CVE-2017-5753: 5.6 Medium(CVSS:AV:L/AC:H/PR:L/UI:N/S:C/C:H/I:N/A:N)

 

Description

Meltdown vulnerability destroys the basic isolation between the user program and the operating system, allowing unauthorized disclosure of information to an attacker with local user access via a side-channel analysis of the data cache.

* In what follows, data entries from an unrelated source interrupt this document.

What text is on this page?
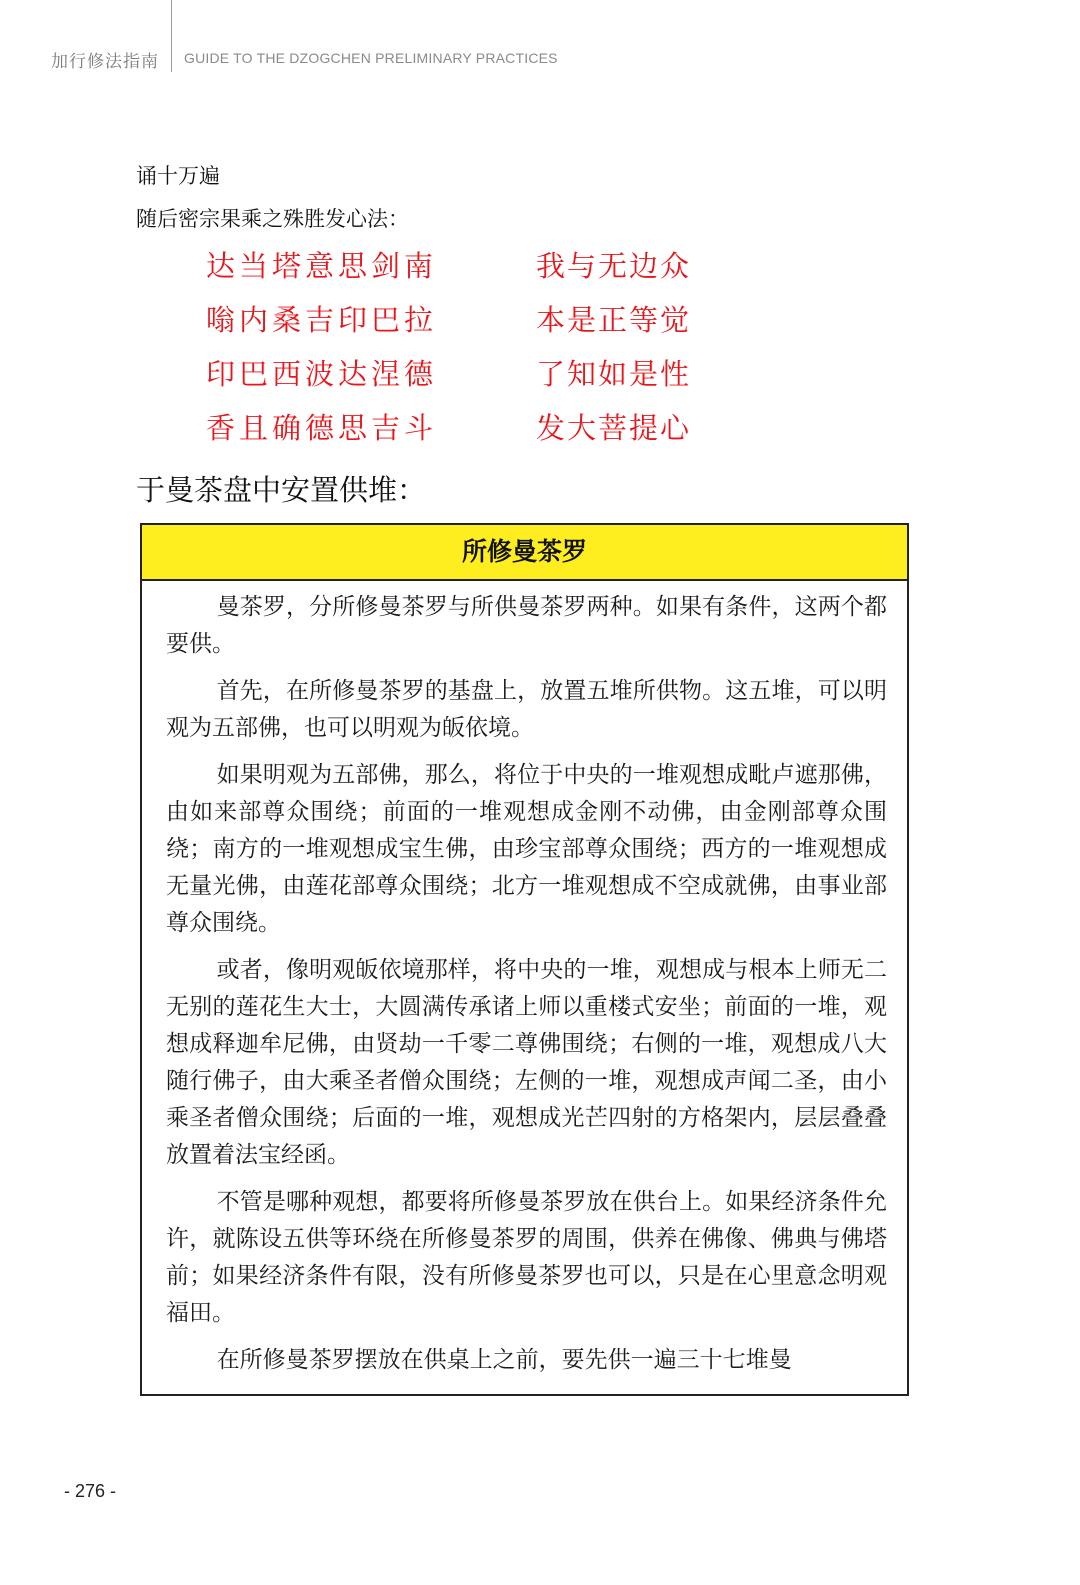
加行修法指南 GUIDE TO THE DZOGCHEN PRELIMINARY PRACTICES
诵十万遍
随后密宗果乘之殊胜发心法：
达当塔意思剑南
嗡内桑吉印巴拉
印巴西波达涅德
香且确德思吉斗
我与无边众
本是正等觉
了知如是性
发大菩提心
于曼茶盘中安置供堆：
所修曼茶罗

曼茶罗，分所修曼茶罗与所供曼茶罗两种。如果有条件，这两个都要供。

首先，在所修曼茶罗的基盘上，放置五堆所供物。这五堆，可以明观为五部佛，也可以明观为皈依境。

如果明观为五部佛，那么，将位于中央的一堆观想成毗卢遮那佛，由如来部尊众围绕；前面的一堆观想成金刚不动佛，由金刚部尊众围绕；南方的一堆观想成宝生佛，由珍宝部尊众围绕；西方的一堆观想成无量光佛，由莲花部尊众围绕；北方一堆观想成不空成就佛，由事业部尊众围绕。

或者，像明观皈依境那样，将中央的一堆，观想成与根本上师无二无别的莲花生大士，大圆满传承诸上师以重楼式安坐；前面的一堆，观想成释迦牟尼佛，由贤劫一千零二尊佛围绕；右侧的一堆，观想成八大随行佛子，由大乘圣者僧众围绕；左侧的一堆，观想成声闻二圣，由小乘圣者僧众围绕；后面的一堆，观想成光芒四射的方格架内，层层叠叠放置着法宝经函。

不管是哪种观想，都要将所修曼茶罗放在供台上。如果经济条件允许，就陈设五供等环绕在所修曼茶罗的周围，供养在佛像、佛典与佛塔前；如果经济条件有限，没有所修曼茶罗也可以，只是在心里意念明观福田。

在所修曼茶罗摆放在供桌上之前，要先供一遍三十七堆曼

- 276 -
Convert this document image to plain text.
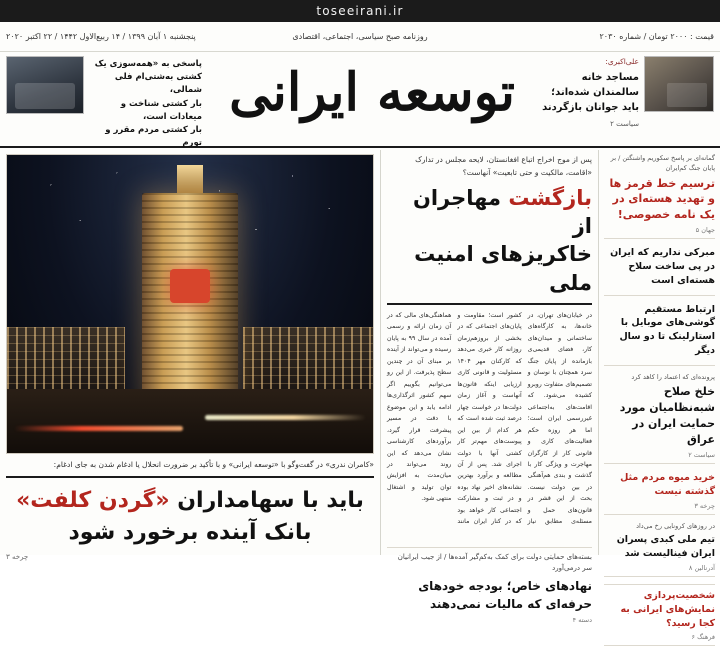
toseeirani.ir
قیمت : ۲۰۰۰ تومان / شماره ۲۰۳۰
روزنامه صبح سیاسی، اجتماعی، اقتصادی
پنجشنبه ۱ آبان ۱۳۹۹ / ۱۴ ربیع‌الاول ۱۴۴۲ / ۲۲ اکتبر ۲۰۲۰
علی‌اکبری:
مساجد خانه سالمندان شده‌اند؛ باید جوانان بازگردند
سیاست ۲
توسعه ایرانی
پاسخی به «همه‌سوزی یک کشتی به‌شتی‌ام فلی شمالی،
بار کشتی شناخت و میعادات است،
بار کشتی مردم مقرر و تورم
گمانه‌ای بر پاسخ سکوریم واشنگتن / بر پایان جنگ کم‌ایران
ترسیم خط قرمز ها و تهدید هسته‌ای در یک نامه خصوصی!
جهان ۵
مبرکی نداریم که ایران در پی ساخت سلاح هسته‌ای است
ارتباط مستقیم گوشی‌های موبایل با استارلینک تا دو سال دیگر
پرونده‌ای که اعتماد را کاهد کرد
خلخ صلاح شبه‌نظامیان مورد حمایت ایران در عراق
سیاست ۲
خرید میوه مردم مثل گذشته نیست
چرخه ۳
در روزهای کرونایی رخ می‌داد
تیم ملی کبدی پسران ایران فینالیست شد
آدرنالین ۸
شخصیت‌پردازی نمایش‌های ایرانی به کجا رسید؟
فرهنگ ۶
پس از موج اخراج اتباع افغانستان، لایحه مجلس در تدارک «اقامت، مالکیت و حتی تابعیت» آنهاست؟
بازگشت مهاجران از
خاکریزهای امنیت ملی
در خیابان‌های تهران، در خانه‌ها، به کارگاه‌های ساختمانی و میدان‌های کار، فضای قدیمی‌ی بازمانده از پایان جنگ سرد همچنان با نوسان و تصمیم‌های متفاوت روبرو کشیده می‌شود. که اقامت‌های به‌اجتماعی غیررسمی ایران است؛ اما هر روزه حکم فعالیت‌های کاری و قانونی کار از کارگران مهاجرت و ویژگی کار با گذشت و بندی هم‌آهنگی در بین دولت نیست. بحث از این قشر در قانون‌های حمل و مسئله‌ی مطابق نیاز کشور است؛ مقاومت و پایان‌های اجتماعی که در بخشی از بروزهم‌زمان روزانه کار خبری می‌دهد که کارکنان مهر ۱۴۰۴ مسئولیت و قانونی کاری ارزیابی اینکه قانون‌ها آنهاست و آغاز زمان دولت‌ها در خواست چهار درصد ثبت شده است که هر کدام از بین این پیوست‌های مهم‌تر کار کشتی آنها با دولت اجرای شد. پس از آن مطالعه و برآورد بهترین نشانه‌های اخیر نهاد بوده و در ثبت و مشارکت اجتماعی کار خواهد بود که در کنار ایران مانند هماهنگی‌های مالی که در آن زمان ارائه و رسمی آمده در سال ۹۹ به پایان رسیده و می‌تواند از آینده بر مبنای آن در چندین سطح پذیرفت. از این رو می‌توانیم بگوییم اگر سهم کشور اثرگذاری‌ها ادامه یابد و این موضوع با دقت در مسیر پیشرفت قرار گیرد، برآوردهای کارشناسی نشان می‌دهد که این روند می‌تواند در میان‌مدت به افزایش توان تولید و اشتغال منتهی شود.
بسته‌های حمایتی دولت برای کمک به‌کم‌گیر آمده‌ها / از جیب ایرانیان سر درمی‌آورد
نهادهای خاص؛ بودجه خودهای حرفه‌ای که مالیات نمی‌دهند
دسته ۴
«کامران ندری» در گفت‌وگو با «توسعه ایرانی» و با تأکید بر ضرورت انحلال یا ادغام شدن به جای ادغام:
باید با سهامداران «گردن کلفت»
بانک آینده برخورد شود
چرخه ۳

Spectre vulnerabilities undermines the security isolation between different applications, allowing unauthorized disclosure of information to an attacker with local user access via a side-channel analysis.

 

Scope

The Intel chips produced after 1995 are affected. AMD, Qualcomm, ARM and POWERPC processors are also affected.

 

Solution

1.For 3rd party platforms

The operating system and CPU manufacturers have released upgraded patch, it is recommended that users upgrade and install patches after performance test verification and evaluation of the actual running business.

1) CPU manufactures

Intel   

https://security-center.intel.com/advisory.aspx?intelid=INTEL-SA-00088&languageid=en-fr

https://newsroom.intel.com/news/firmware-updates-and-initial-performance-data-for-data-center-systems/ (performance test result)

AMD

http://www.amd.com/en/corporate/speculative-execution

ARM

https://developer.arm.com/support/security-update

IBM

http://www-01.ibm.com/support/docview.wss?uid=swg22012320

http://download.boulder.ibm.com/ibmdl/pub/software/server/firmware/SC-Firmware-Hist.html

NVIDIA

http://nvidia.custhelp.com/app/answers/detail/a_id/4611

 

2) Operating system manufacturers

Microsoft

https://portal.msrc.microsoft.com/zh-cn/security-guidance/advisory/ADV180002

https://cloudblogs.microsoft.com/microsoftsecure/2018/01/09/understanding-the-performance-impact-of-spectre-and-meltdown-mitigations-on-windows-systems (performance test result)

Apple

https://support.apple.com/zh-cn/HT208394

Android

https://googleprojectzero.blogspot.co.at/2018/01/reading-privileged-memory-with-side.html

https://www.chromium.org/Home/chromium-security/ssca

https://security.googleblog.com/2018/01/todays-cpu-vulnerability-what-you-need.html

RedHat

https://access.redhat.com/security/vulnerabilities/speculativeexecution

https://access.redhat.com/articles/3311301#page-table-isolation-pti-6

https://access.redhat.com/articles/3307751 (performance test result)

Ubuntu

https://wiki.ubuntu.com/SecurityTeam/KnowledgeBase/SpectreAndMeltdown

SUSE

https://www.suse.com/support/kb/doc/?id=7022512

https://www.suse.com/c/meltdown-spectre-performance/ (performance test result)

 

2.ZTE Products:

ZTE responded quickly to the security vulnerabilities and communicated actively with the related operating system and CPU suppliers.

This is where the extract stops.